Non-synonymous (dN)/synonymous (dS) substitution rate ratio (ω) can be considered as an indicator for selection pressure. Two-ratio model (M2) was first compared with one-ratio model (M0). ω values of all genes but rpl20 and rps18 in the parasitic plant branch were larger than those of the nonparasitic plant branch (Table S1), and the likelihood ratio test showed that M2 is significantly better than M0 at nine genes, i.e. accD, infA, rpl22, rps11, rps14, rps19, rps2, rps3 and rps7, suggesting that these genes were under relaxed purifying selection in parasitic plants. Using three-ratio branch model (M3), we found that hemiparasitic species had higher or much higher ω than holoparasitic species at 13 of 18 genes (ω values of the remaining two genes are not available), while holoparasitic species had slightly higher ω than hemiparasitic species at only five genes (Table S1). This suggests that protein-coding genes retained in the plastome of A. indica still play important functional roles rather than experiencing more relaxed selective pressure than hemiparasitic species.
Transcriptome analysis for A. indica
We obtained 21.05, 19.04, 18.34 and 18.02 Gb clean reads for four tissues, i.e. flower, sepal, fruit, and stem, respectively. By de novo assembly of read data from the four tissues, we obtained a total of 205,380 transcripts, among which 153,986 were extracted as unigenes. The average length and N50 of these unigenes were 623.18 and 880 bp, respectively. There were 47,480 ORFs (Open Reading Frames) predicted from all unigenes by TransDecoder, and 42,007 of them could be annotated in Swissprot database, among 42,007 Swissprot annotations, 8,466 could be assigned to 131 Kyoto Encyclopedia of Genes and Genomes (KEGG) pathways.
The photosynthesis pathway (ko00195) from the KEGG pathway database contains 63 genes (30 plastid genes and 33 nuclear genes). In the A. indica plastome, genes involved in photosystem I and II, cytochrome b6f complex, and photosynthetic electron transport are completely lost. The only two F-type ATPase related genes (atpA and atpI) in its plastome are pseudogenes. Based on the transcriptome analysis, only 14 unigenes in the photosynthesis pathway had expression (Table S2). The 14 genes included one gene encoding PSII 6.1 kDa protein, seven involving in photosynthetic electron transport and six being components of F-type ATPase (Figure S2). Expression of other genes in this pathway was not detected, indicating that these genes were either lost or non-expressional. The results from plastome and transcriptome analyses indicated that the photosynthesis pathway in A. indica was completely lost.

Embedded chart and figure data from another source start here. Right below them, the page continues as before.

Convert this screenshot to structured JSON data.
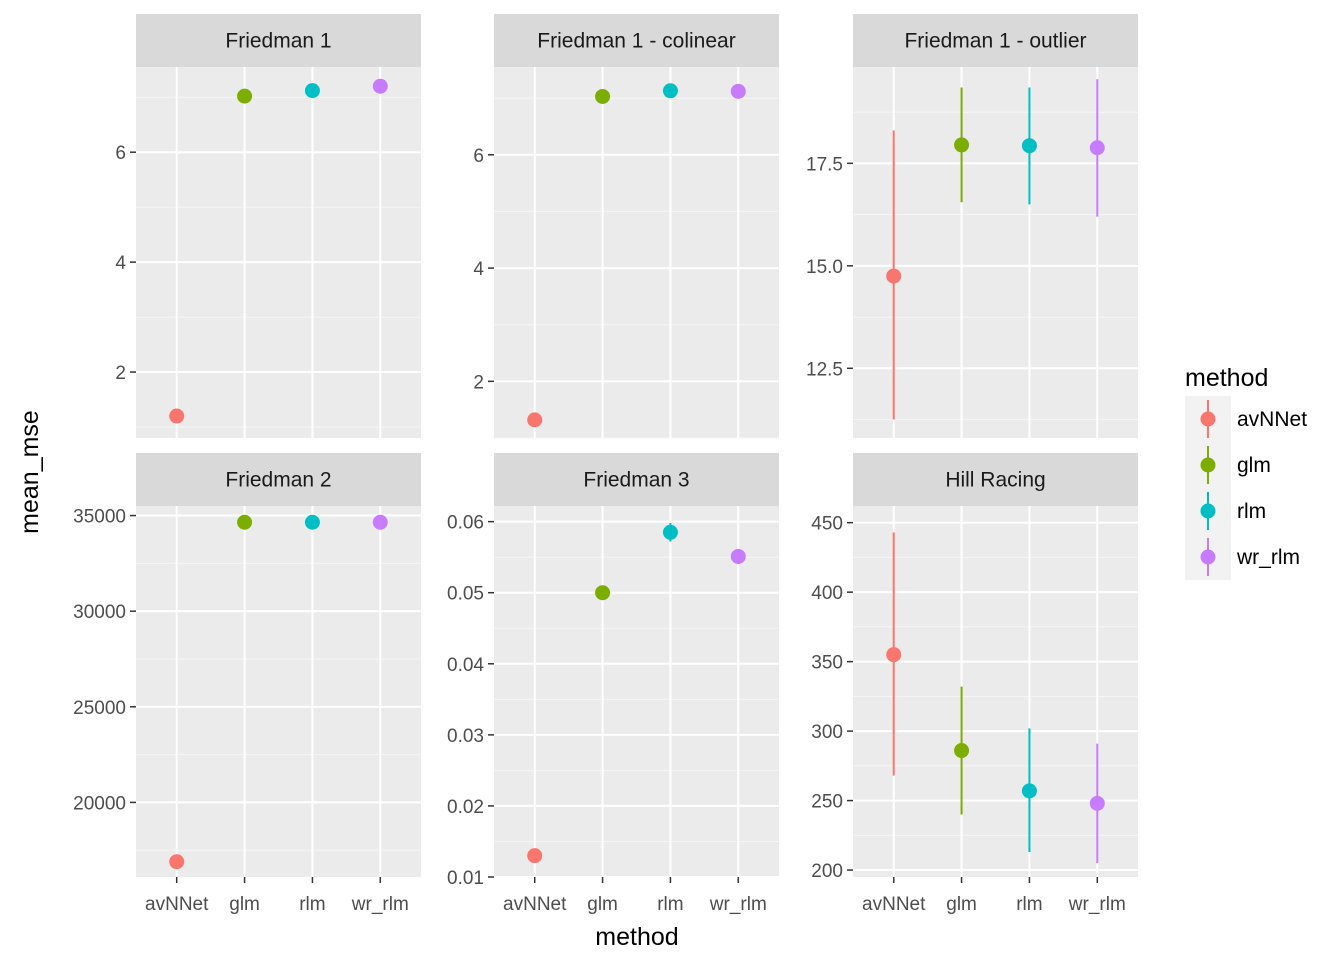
{
  "chart_data": {
    "type": "scatter",
    "subtype": "pointrange",
    "facet_layout": "3 columns x 2 rows",
    "xlabel": "method",
    "ylabel": "mean_mse",
    "categories": [
      "avNNet",
      "glm",
      "rlm",
      "wr_rlm"
    ],
    "legend": {
      "title": "method",
      "position": "right",
      "entries": [
        {
          "label": "avNNet",
          "color": "#F8766D"
        },
        {
          "label": "glm",
          "color": "#7CAE00"
        },
        {
          "label": "rlm",
          "color": "#00BFC4"
        },
        {
          "label": "wr_rlm",
          "color": "#C77CFF"
        }
      ]
    },
    "grid": true,
    "panel_background": "#EBEBEB",
    "strip_background": "#D9D9D9",
    "panels": [
      {
        "title": "Friedman 1",
        "ylim": [
          0.8,
          7.55
        ],
        "yticks": [
          2,
          4,
          6
        ],
        "ytick_labels": [
          "2",
          "4",
          "6"
        ],
        "points": [
          {
            "method": "avNNet",
            "y": 1.2
          },
          {
            "method": "glm",
            "y": 7.02
          },
          {
            "method": "rlm",
            "y": 7.12
          },
          {
            "method": "wr_rlm",
            "y": 7.2
          }
        ]
      },
      {
        "title": "Friedman 1 - colinear",
        "ylim": [
          1.0,
          7.55
        ],
        "yticks": [
          2,
          4,
          6
        ],
        "ytick_labels": [
          "2",
          "4",
          "6"
        ],
        "points": [
          {
            "method": "avNNet",
            "y": 1.32
          },
          {
            "method": "glm",
            "y": 7.03
          },
          {
            "method": "rlm",
            "y": 7.13
          },
          {
            "method": "wr_rlm",
            "y": 7.12
          }
        ]
      },
      {
        "title": "Friedman 1 - outlier",
        "ylim": [
          10.8,
          19.85
        ],
        "yticks": [
          12.5,
          15.0,
          17.5
        ],
        "ytick_labels": [
          "12.5",
          "15.0",
          "17.5"
        ],
        "points": [
          {
            "method": "avNNet",
            "y": 14.75,
            "ymin": 11.25,
            "ymax": 18.3
          },
          {
            "method": "glm",
            "y": 17.95,
            "ymin": 16.55,
            "ymax": 19.35
          },
          {
            "method": "rlm",
            "y": 17.93,
            "ymin": 16.5,
            "ymax": 19.35
          },
          {
            "method": "wr_rlm",
            "y": 17.88,
            "ymin": 16.2,
            "ymax": 19.55
          }
        ]
      },
      {
        "title": "Friedman 2",
        "ylim": [
          16100,
          35500
        ],
        "yticks": [
          20000,
          25000,
          30000,
          35000
        ],
        "ytick_labels": [
          "20000",
          "25000",
          "30000",
          "35000"
        ],
        "points": [
          {
            "method": "avNNet",
            "y": 16900
          },
          {
            "method": "glm",
            "y": 34650
          },
          {
            "method": "rlm",
            "y": 34650
          },
          {
            "method": "wr_rlm",
            "y": 34650
          }
        ]
      },
      {
        "title": "Friedman 3",
        "ylim": [
          0.01,
          0.0622
        ],
        "yticks": [
          0.01,
          0.02,
          0.03,
          0.04,
          0.05,
          0.06
        ],
        "ytick_labels": [
          "0.01",
          "0.02",
          "0.03",
          "0.04",
          "0.05",
          "0.06"
        ],
        "points": [
          {
            "method": "avNNet",
            "y": 0.013
          },
          {
            "method": "glm",
            "y": 0.05
          },
          {
            "method": "rlm",
            "y": 0.0585,
            "ymin": 0.0572,
            "ymax": 0.0598
          },
          {
            "method": "wr_rlm",
            "y": 0.0551,
            "ymin": 0.0543,
            "ymax": 0.056
          }
        ]
      },
      {
        "title": "Hill Racing",
        "ylim": [
          195,
          462
        ],
        "yticks": [
          200,
          250,
          300,
          350,
          400,
          450
        ],
        "ytick_labels": [
          "200",
          "250",
          "300",
          "350",
          "400",
          "450"
        ],
        "points": [
          {
            "method": "avNNet",
            "y": 355,
            "ymin": 268,
            "ymax": 443
          },
          {
            "method": "glm",
            "y": 286,
            "ymin": 240,
            "ymax": 332
          },
          {
            "method": "rlm",
            "y": 257,
            "ymin": 213,
            "ymax": 302
          },
          {
            "method": "wr_rlm",
            "y": 248,
            "ymin": 205,
            "ymax": 291
          }
        ]
      }
    ]
  }
}
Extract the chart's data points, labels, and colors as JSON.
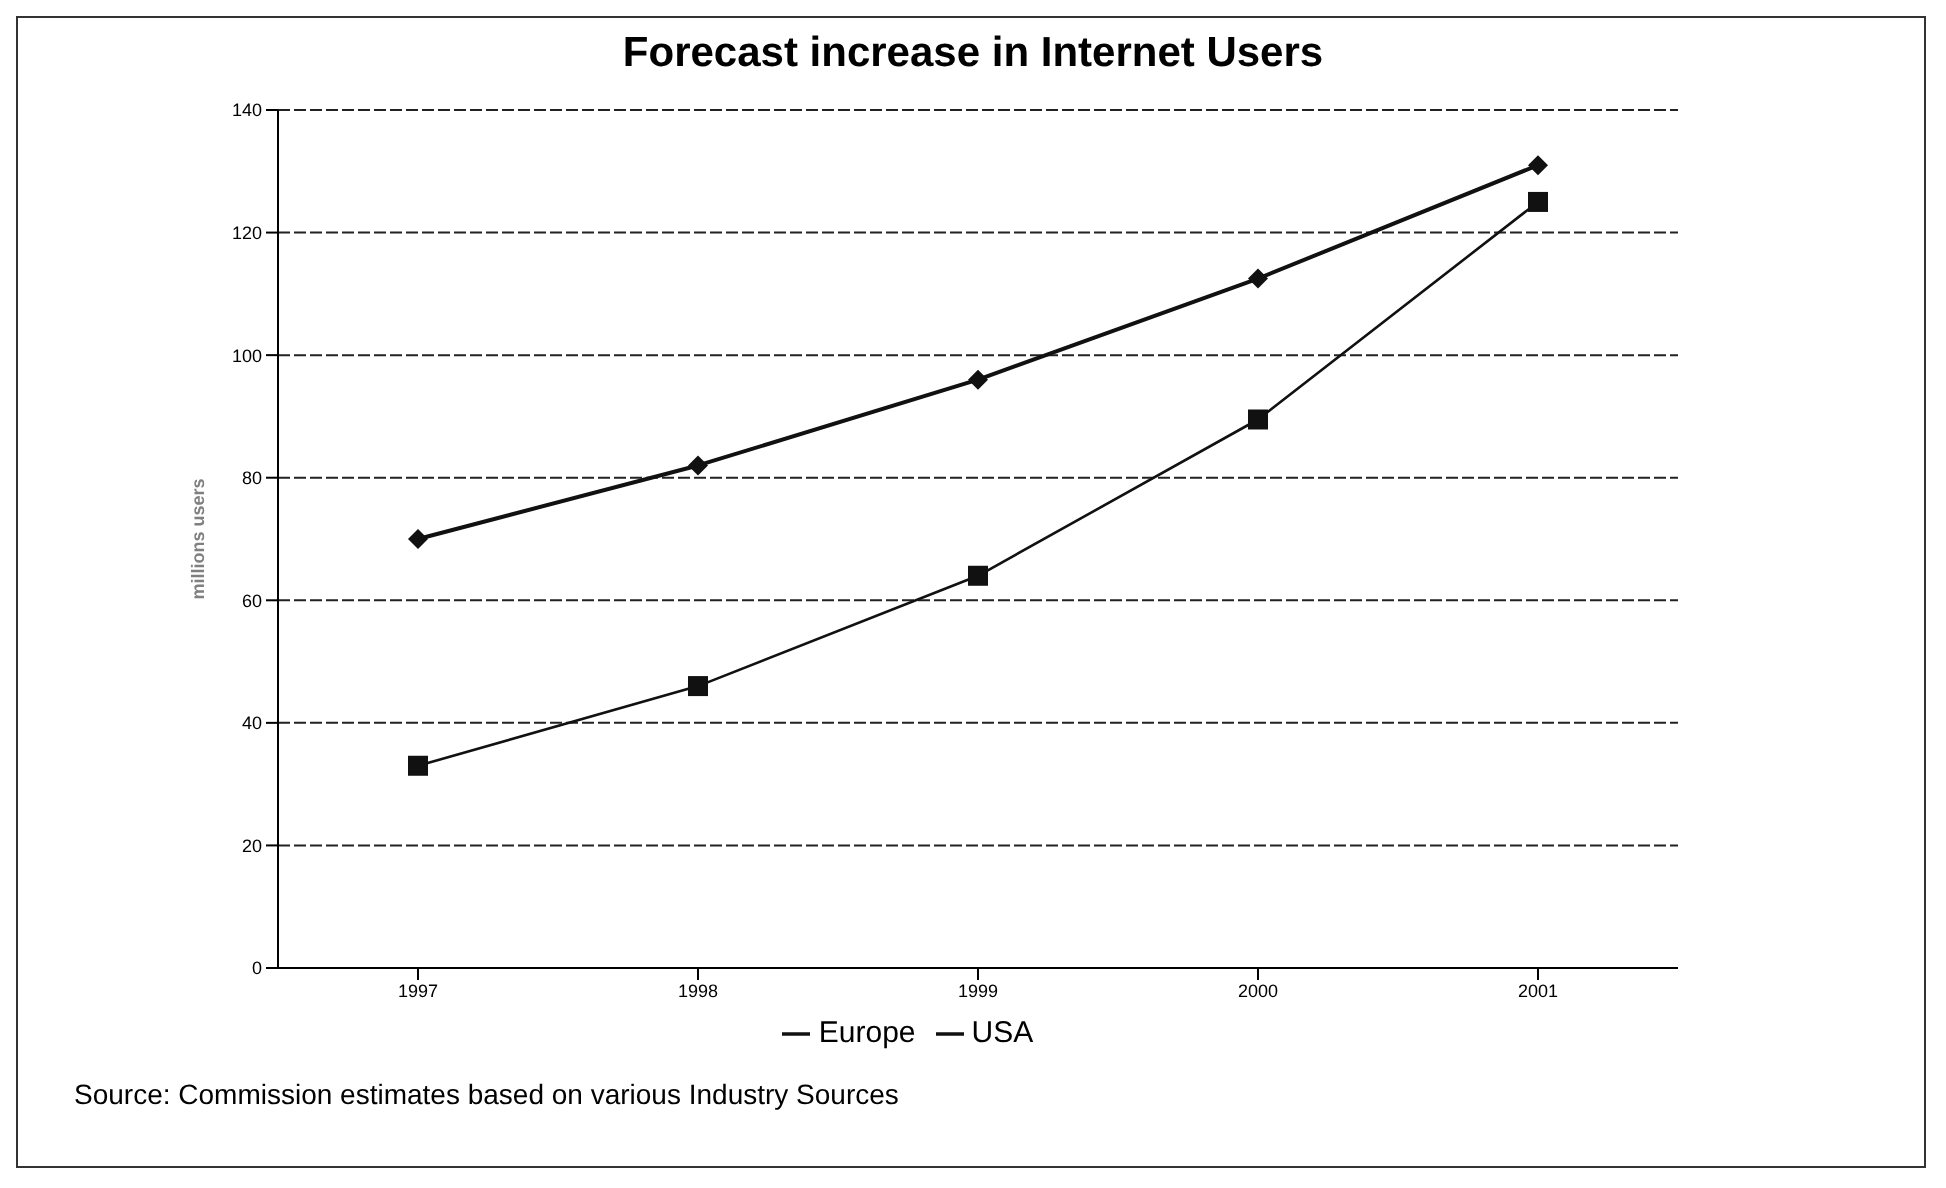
{
  "chart_data": {
    "type": "line",
    "title": "Forecast increase in Internet Users",
    "ylabel": "millions users",
    "categories": [
      "1997",
      "1998",
      "1999",
      "2000",
      "2001"
    ],
    "series": [
      {
        "name": "USA",
        "color": "#111111",
        "marker": "diamond",
        "values": [
          70,
          82,
          96,
          112.5,
          131
        ]
      },
      {
        "name": "Europe",
        "color": "#111111",
        "marker": "square",
        "values": [
          33,
          46,
          64,
          89.5,
          125
        ]
      }
    ],
    "ylim": [
      0,
      140
    ],
    "yticks": [
      0,
      20,
      40,
      60,
      80,
      100,
      120,
      140
    ],
    "grid": "y",
    "legend": "bottom",
    "annotations": [
      "Source: Commission estimates based on various Industry Sources"
    ]
  }
}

The porphyrin and chlorophyll metabolism pathway (ko00860) is complicated in plants. Porphyrins are intermediates of heme and chlorophyll, and heme is required for chlorophyll biosynthesis [20]. In the pathway from alanine to protoporphyrin IX, expression of genes encoding the intermediate products including HemA, HemB, HemC, HemD, HemE, HemF, HemL and HemY, were observed in the transcriptome of A. indica (Figure S3). However, because of the absence of expression of divinyl chlorophyllide a 8-vinyl-reductase [EC:1.3.1.75], the chlorophyll synthesis pathway appears to end at divinyl-proto-chlorophyllide production in A. indica (Figure S3). Obviously, the chlorophyll synthesis pathway is not complete at the later stage and chlorophyll can not be synthesized in A. indica.